Patient contact has become dangerous for everyone, but increasingly so for a sexagenarian on the verge of retirement—even one whose only pre-existing condition might be, “sighs too much.” She seems worried that her career might end with her sitting on the couch at home, answering calls, instead of being in the exam room with sick kids, helping to make them better.

Like a professional athlete, she wants to be the one to decide when she comes off the field.

Three staff in her office have tested positive.

Yet she still gets up at dawn to go to work. Still eats her packed lunch in the car.
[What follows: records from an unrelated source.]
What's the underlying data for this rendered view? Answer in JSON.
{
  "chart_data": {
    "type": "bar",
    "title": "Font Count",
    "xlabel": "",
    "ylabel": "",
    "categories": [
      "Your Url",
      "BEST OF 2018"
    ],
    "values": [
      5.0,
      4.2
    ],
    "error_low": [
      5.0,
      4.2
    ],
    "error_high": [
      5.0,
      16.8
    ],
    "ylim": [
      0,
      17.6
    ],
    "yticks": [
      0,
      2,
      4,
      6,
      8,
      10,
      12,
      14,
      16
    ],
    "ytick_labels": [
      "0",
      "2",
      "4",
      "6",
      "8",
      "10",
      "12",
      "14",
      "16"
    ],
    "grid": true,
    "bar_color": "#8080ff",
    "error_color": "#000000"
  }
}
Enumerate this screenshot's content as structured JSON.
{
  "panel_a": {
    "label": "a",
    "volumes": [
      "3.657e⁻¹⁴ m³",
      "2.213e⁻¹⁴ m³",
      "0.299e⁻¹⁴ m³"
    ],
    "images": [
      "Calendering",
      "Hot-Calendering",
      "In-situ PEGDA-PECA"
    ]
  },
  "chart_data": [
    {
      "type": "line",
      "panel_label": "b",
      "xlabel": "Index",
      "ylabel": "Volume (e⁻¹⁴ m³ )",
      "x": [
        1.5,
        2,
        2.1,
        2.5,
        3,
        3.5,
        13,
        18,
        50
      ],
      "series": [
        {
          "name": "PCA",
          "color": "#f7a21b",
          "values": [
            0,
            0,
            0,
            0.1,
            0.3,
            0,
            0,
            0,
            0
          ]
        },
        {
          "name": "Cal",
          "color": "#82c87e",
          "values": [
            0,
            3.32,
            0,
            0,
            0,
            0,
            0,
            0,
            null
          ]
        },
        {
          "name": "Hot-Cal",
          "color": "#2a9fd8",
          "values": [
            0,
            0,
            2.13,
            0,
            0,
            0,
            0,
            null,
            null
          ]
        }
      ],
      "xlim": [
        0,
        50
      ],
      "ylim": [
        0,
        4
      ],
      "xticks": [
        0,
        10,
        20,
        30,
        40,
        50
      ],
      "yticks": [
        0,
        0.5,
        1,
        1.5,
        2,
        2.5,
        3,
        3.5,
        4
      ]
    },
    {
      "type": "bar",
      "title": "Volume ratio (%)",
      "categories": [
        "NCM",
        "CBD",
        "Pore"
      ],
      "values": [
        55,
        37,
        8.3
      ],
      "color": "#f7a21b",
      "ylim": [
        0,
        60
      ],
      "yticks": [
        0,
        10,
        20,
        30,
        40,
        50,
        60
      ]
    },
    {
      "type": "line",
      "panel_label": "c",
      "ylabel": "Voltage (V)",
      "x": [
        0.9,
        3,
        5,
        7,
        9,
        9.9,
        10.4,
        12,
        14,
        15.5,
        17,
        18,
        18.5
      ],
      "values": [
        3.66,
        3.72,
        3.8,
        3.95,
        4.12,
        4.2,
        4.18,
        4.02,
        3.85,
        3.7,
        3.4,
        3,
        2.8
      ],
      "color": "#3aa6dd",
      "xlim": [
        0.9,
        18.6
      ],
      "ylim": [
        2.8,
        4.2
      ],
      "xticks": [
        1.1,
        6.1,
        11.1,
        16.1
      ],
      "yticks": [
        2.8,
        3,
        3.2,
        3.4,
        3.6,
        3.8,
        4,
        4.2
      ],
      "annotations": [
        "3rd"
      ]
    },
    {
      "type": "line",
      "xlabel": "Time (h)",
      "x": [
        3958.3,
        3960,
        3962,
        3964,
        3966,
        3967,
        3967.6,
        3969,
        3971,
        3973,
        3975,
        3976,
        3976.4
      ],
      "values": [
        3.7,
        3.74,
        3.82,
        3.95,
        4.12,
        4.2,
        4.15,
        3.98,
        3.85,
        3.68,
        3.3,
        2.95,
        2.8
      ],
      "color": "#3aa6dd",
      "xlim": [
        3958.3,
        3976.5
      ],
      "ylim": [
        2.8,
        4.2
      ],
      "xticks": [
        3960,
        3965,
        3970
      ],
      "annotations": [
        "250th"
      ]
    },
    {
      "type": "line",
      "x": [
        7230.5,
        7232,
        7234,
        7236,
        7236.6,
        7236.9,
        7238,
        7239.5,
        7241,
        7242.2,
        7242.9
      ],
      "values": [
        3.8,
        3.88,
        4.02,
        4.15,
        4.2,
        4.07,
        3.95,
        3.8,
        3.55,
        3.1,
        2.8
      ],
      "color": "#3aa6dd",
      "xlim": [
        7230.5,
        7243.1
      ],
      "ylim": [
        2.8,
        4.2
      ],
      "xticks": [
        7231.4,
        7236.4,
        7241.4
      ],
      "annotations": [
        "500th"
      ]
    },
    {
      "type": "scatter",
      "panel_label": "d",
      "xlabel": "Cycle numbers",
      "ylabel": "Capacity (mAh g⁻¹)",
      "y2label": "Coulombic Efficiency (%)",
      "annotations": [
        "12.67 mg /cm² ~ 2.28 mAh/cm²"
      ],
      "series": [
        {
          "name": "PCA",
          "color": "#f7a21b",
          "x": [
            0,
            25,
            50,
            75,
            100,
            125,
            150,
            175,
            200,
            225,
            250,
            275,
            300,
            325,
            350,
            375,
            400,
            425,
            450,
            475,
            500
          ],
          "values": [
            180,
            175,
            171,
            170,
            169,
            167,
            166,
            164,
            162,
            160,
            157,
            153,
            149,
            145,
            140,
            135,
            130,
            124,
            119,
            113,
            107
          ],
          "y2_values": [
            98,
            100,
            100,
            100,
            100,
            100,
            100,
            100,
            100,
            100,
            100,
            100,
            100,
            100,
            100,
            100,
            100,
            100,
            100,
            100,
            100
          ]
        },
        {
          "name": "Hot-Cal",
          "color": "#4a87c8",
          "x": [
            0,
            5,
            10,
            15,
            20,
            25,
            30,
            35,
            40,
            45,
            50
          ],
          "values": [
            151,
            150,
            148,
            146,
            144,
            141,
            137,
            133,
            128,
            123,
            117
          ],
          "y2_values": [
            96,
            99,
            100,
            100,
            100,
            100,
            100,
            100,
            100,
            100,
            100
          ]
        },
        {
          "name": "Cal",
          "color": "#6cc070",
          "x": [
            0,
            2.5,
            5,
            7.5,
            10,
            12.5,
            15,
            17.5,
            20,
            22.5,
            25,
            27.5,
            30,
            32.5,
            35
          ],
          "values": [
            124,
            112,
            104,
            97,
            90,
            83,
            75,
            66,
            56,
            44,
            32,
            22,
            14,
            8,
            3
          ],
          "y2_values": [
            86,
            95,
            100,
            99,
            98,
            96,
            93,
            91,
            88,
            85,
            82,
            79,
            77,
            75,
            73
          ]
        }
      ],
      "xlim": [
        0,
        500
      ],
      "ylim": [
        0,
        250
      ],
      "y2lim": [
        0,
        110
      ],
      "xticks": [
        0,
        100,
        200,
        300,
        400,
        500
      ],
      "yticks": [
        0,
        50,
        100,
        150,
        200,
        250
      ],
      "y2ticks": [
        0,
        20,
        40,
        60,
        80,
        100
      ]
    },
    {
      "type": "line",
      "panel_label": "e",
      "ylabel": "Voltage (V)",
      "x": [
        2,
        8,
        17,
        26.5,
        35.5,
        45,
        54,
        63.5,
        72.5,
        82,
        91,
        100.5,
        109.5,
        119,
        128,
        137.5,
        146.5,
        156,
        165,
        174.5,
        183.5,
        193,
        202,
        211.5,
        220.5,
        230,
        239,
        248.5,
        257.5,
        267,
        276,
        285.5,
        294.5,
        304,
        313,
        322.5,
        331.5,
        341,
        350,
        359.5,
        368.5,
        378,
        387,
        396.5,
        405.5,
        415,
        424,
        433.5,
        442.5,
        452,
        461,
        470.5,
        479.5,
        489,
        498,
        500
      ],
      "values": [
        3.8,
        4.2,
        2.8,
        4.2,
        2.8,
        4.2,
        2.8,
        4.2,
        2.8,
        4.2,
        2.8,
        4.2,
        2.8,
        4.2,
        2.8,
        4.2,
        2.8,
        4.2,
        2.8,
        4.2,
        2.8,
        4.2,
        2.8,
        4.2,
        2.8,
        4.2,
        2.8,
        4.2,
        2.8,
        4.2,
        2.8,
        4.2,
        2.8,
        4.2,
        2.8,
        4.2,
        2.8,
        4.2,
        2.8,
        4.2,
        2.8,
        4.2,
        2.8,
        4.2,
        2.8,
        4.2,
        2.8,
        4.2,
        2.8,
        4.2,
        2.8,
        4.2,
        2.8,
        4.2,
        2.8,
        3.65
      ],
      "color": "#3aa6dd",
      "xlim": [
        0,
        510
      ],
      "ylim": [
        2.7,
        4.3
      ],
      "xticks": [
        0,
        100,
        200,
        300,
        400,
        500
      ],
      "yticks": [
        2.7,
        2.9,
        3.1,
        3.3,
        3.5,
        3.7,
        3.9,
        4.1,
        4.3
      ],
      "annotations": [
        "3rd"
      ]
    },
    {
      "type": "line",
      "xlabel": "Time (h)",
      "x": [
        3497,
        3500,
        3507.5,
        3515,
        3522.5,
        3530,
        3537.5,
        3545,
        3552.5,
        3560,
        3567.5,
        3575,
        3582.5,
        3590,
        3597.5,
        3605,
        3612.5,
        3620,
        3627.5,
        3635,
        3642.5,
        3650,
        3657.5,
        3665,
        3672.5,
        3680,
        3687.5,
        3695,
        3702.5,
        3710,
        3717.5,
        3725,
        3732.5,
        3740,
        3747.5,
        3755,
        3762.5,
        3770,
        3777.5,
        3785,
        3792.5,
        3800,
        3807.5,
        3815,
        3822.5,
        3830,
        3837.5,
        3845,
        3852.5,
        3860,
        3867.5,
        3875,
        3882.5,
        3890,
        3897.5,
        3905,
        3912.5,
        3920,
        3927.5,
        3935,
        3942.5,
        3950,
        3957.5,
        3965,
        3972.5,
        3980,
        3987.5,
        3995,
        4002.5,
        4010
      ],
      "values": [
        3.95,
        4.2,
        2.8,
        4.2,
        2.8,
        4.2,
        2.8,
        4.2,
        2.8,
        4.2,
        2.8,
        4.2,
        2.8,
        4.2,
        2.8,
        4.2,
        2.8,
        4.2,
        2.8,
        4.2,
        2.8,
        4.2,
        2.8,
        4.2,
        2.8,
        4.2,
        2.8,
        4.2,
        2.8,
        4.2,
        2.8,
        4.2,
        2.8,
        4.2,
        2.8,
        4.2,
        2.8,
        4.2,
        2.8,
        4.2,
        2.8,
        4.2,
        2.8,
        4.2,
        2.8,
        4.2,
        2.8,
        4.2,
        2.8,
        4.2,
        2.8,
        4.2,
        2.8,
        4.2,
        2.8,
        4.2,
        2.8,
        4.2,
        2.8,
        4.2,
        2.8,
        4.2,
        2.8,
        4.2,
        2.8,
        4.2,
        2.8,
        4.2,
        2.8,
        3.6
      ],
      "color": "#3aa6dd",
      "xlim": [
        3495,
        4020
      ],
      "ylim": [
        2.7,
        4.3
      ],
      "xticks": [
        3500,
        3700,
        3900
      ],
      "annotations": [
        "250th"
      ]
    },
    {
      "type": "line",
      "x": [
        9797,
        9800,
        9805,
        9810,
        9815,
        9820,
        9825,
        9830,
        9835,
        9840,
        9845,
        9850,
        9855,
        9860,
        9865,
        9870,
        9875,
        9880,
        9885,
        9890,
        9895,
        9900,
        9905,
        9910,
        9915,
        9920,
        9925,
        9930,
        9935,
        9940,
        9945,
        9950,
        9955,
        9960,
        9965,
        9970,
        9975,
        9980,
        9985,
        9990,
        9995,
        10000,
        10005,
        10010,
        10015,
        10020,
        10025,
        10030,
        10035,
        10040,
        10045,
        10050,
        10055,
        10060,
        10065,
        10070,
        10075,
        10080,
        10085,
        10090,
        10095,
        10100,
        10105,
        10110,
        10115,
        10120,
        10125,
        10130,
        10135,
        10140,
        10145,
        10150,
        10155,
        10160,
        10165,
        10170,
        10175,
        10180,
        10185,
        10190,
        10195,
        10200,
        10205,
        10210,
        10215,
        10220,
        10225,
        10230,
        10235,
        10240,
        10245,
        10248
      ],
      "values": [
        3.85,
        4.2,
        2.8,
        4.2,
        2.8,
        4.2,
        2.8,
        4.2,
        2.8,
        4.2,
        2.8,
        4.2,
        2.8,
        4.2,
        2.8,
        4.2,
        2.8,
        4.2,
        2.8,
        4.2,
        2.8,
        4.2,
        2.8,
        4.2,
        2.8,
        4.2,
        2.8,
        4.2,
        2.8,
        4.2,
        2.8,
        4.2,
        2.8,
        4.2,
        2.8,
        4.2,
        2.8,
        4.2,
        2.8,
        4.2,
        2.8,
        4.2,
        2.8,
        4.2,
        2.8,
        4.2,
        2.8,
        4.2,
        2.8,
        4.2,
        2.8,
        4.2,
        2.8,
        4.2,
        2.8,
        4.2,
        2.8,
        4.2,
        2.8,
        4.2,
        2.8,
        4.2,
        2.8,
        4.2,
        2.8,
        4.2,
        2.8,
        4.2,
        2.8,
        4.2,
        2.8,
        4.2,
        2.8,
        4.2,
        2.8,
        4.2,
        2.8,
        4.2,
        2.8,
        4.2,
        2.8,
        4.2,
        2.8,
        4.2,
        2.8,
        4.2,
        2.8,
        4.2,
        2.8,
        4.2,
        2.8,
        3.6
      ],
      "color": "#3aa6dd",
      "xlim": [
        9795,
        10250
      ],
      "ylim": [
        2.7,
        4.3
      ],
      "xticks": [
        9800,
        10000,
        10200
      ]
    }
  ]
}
In the afternoon, she still moves through check-ups and checklists with parents. At five, on a deserted Hutchinson River Parkway, she makes it home in ten minutes. She cheats on her Lenten wine fast, eats with my dad, goes to bed, and does it again.

She's not on the front line at hospitals. I'm grateful for that. But even the fact that she can hear the constant rumble of shells in the distance makes me insane with pride. If they tell her that she needs to stop going to the office, I hope she knows that she has already done her part.

If I hadn’t feared melting into a puddle on the sidewalk, on yet another eerie night on the knife’s edge of the world, talking about the Easter Bunny gig, that's what I would have told her: that all of the work she has done has always been essential.

***

While rearranging my sock drawer for the fourth time (don’t look at me like that) since the start of lockdown, I dug out a family artifact relevant to what I think I’m trying to say. It’s a circular picture in a plastic frame, about three inches in diameter, cracked in a few small places, and clouded up in the way that old plastic clouds over time.

My father, smack in the heart of middle age, wears a dark blue sweater with a lighter blue collared shirt under it, and sits on the lap of a mangy Easter Bunny against a backdrop of plastic flowers and shrubbery.

Which is to say, my father sits on my mother’s lap.

I looked at it and remembered.

Remembered dropping my mom off at all kinds of jobs where she wasn’t wearing scrubs. Remembered the smell of her car after school. Remembered late-season flurries on my birthday, and watching The Ten Commandments all together on ABC for the hundredth time, and hiding under the covers as the plague came down from the sky in a green cloud. Remembered magnolia petals flipping end over end as we zoomed around looking for eggs in the chilly morning.

A flaw in the bunny costume’s design reveals my favorite detail in the picture. The mall photographer’s flash exposes my mother’s eye, which should have been obscured behind a thin black mesh. Looking closely at the way my mom appears to be squinting as she squeezes my father’s arms with white furry gloves, I could tell immediately—and can still see when I look at it now in these scary weeks.

Under that giant head, in a Lysol cloud, she was laughing.